ST PAULS — Town leaders have decided to sit on a potential $193,000 windfall.
That’s the amount of property tax money the town will not return to Sanderson Farms as stipulated in the incentives deal reached with the chicken processing plant. At least temporarily.
The town can keep the money because there is a clause in the incentives contract that says the town can keep the money if assessed property values inside St. Pauls town limits do not reach a $90 million threshold, Town Administrator J.R. Steigerwald said Friday. The latest assessment was less than $90 million, even with Sanderson Farms inside the town’s boundary.

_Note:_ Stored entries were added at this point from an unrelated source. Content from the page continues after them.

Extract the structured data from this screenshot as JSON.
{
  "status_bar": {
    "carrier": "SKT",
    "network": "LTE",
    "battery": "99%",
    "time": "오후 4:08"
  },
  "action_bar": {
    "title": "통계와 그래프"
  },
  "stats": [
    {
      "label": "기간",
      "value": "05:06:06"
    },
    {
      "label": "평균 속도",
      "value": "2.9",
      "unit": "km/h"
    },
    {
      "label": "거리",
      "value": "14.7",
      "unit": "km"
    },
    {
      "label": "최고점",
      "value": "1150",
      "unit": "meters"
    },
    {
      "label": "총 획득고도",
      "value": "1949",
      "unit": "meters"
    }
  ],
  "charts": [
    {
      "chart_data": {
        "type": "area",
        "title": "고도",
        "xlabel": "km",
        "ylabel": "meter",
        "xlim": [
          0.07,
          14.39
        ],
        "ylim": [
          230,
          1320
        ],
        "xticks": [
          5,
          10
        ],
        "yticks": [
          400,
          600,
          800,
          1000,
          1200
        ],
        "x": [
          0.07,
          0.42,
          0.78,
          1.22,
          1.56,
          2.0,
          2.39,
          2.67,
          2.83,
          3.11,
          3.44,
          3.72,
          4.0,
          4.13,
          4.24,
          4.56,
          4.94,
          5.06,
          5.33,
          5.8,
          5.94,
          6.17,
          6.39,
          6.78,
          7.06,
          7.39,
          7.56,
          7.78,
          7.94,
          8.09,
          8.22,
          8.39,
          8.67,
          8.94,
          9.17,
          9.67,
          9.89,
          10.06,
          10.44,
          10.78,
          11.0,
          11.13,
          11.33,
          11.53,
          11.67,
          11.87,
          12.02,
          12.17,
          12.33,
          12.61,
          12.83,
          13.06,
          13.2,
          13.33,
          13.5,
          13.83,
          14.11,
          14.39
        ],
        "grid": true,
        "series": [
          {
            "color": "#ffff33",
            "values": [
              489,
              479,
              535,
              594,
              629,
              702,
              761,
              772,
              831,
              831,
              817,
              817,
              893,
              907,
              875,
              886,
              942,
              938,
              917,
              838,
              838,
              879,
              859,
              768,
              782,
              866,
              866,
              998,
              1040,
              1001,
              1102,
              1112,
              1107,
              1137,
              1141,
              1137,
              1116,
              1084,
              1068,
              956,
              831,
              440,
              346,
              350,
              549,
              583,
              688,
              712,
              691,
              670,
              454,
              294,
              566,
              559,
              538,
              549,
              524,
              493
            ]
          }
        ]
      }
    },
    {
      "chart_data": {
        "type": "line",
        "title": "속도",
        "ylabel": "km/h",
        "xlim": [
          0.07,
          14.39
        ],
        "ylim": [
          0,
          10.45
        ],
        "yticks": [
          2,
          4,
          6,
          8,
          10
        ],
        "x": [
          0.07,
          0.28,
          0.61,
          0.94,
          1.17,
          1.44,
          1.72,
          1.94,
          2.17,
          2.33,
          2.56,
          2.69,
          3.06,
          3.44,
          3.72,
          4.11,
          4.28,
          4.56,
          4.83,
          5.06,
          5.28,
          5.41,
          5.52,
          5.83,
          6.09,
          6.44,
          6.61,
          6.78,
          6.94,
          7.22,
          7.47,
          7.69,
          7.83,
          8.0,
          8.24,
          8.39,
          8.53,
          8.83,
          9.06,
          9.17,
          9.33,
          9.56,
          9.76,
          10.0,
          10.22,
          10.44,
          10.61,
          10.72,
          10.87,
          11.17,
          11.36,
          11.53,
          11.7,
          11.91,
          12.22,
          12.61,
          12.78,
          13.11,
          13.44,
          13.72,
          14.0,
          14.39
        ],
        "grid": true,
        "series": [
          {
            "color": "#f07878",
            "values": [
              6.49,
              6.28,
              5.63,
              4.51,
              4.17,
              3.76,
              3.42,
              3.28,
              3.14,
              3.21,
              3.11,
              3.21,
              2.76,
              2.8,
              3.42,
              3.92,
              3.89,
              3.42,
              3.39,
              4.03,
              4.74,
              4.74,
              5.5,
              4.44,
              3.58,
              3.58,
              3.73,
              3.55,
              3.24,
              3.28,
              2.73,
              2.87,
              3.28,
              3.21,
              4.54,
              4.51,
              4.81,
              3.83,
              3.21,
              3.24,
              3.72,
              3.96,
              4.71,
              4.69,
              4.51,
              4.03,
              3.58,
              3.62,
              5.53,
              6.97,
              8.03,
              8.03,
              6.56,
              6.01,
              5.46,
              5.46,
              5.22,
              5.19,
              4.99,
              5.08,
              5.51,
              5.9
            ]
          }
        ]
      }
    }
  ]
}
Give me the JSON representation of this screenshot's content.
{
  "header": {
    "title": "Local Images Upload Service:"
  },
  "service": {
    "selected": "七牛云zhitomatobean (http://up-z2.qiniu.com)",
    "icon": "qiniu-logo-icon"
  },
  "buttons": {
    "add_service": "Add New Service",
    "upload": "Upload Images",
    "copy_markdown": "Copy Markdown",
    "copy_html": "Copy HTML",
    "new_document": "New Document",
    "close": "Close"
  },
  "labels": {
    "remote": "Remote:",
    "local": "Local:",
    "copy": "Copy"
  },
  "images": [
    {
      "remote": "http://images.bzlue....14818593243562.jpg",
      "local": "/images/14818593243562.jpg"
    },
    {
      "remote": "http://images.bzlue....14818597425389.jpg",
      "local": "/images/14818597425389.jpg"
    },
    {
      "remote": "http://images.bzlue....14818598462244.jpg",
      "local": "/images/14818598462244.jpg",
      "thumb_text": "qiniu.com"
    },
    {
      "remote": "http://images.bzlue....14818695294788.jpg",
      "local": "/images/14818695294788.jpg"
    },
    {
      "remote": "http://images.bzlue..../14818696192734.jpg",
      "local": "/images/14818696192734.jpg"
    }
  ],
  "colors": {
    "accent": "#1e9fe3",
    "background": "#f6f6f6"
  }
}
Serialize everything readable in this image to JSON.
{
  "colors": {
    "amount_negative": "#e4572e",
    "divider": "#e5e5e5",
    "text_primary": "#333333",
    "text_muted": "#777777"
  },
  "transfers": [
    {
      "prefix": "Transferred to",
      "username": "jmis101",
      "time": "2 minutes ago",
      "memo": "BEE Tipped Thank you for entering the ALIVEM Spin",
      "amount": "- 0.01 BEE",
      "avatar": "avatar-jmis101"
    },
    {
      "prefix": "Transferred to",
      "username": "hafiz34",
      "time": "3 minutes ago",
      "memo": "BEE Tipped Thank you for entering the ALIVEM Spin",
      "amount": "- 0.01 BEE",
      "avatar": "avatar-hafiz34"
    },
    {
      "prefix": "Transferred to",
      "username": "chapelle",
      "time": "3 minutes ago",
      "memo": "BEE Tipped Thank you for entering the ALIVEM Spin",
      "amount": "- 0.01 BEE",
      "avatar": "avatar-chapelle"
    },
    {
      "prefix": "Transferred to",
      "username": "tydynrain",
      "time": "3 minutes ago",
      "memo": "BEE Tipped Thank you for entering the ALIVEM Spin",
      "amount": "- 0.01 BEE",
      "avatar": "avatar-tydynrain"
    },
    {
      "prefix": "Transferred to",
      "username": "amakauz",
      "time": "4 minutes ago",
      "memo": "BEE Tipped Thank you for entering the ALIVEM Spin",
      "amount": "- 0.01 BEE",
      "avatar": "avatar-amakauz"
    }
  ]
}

The town’s Board of Commissioners voted Thursday to buy a certificate of deposit and deposit the money into a bank. The money could be used to meet the incentives deal repayment stipulation, if needed, Steigerwald said.
The contract clause wasn’t initiated this year because the bulk of the property inside the 180,000-square-foot Sanderson Farms plant is machinery that hasn’t been registered on the county tax rolls, Steigerwald said. Because it wasn’t on the rolls the machinery was not counted as part of the latest tax assessment.
Sanderson Farms began operations at its $115 million facility on N.C. 20 just west of St. Pauls in January 2017. It employs 1,300 workers — about 200 more than had been promised — and processes 1.1 million chickens a week.
In other business to come out of Thursday’s Board of Commissioners meeting, town leaders are working to show St. Pauls can support the debt that will be incurred by getting loans to upgrade an aging sewer system.
Complicating the issue is a recent audit that revealed discrepancies between revenue and payouts that the town manager said was caused by an aging computer system.
Up for grabs is a state Department of Environmental Quality grant and loan for clean water services repair worth about $1.6 million, with $500,000 in a forgivable loan and $1.1 million to be paid back over 20 years with no interest.
The audit issue involved invoices that had been received after June 30, the end of the last fiscal year, and placed in accounts for the current fiscal year. With the money in the incorrect accounts, the audit showed the town had a revenue deficit.
Board members were told a new computer system is being used to correct the problems, but it is taking time.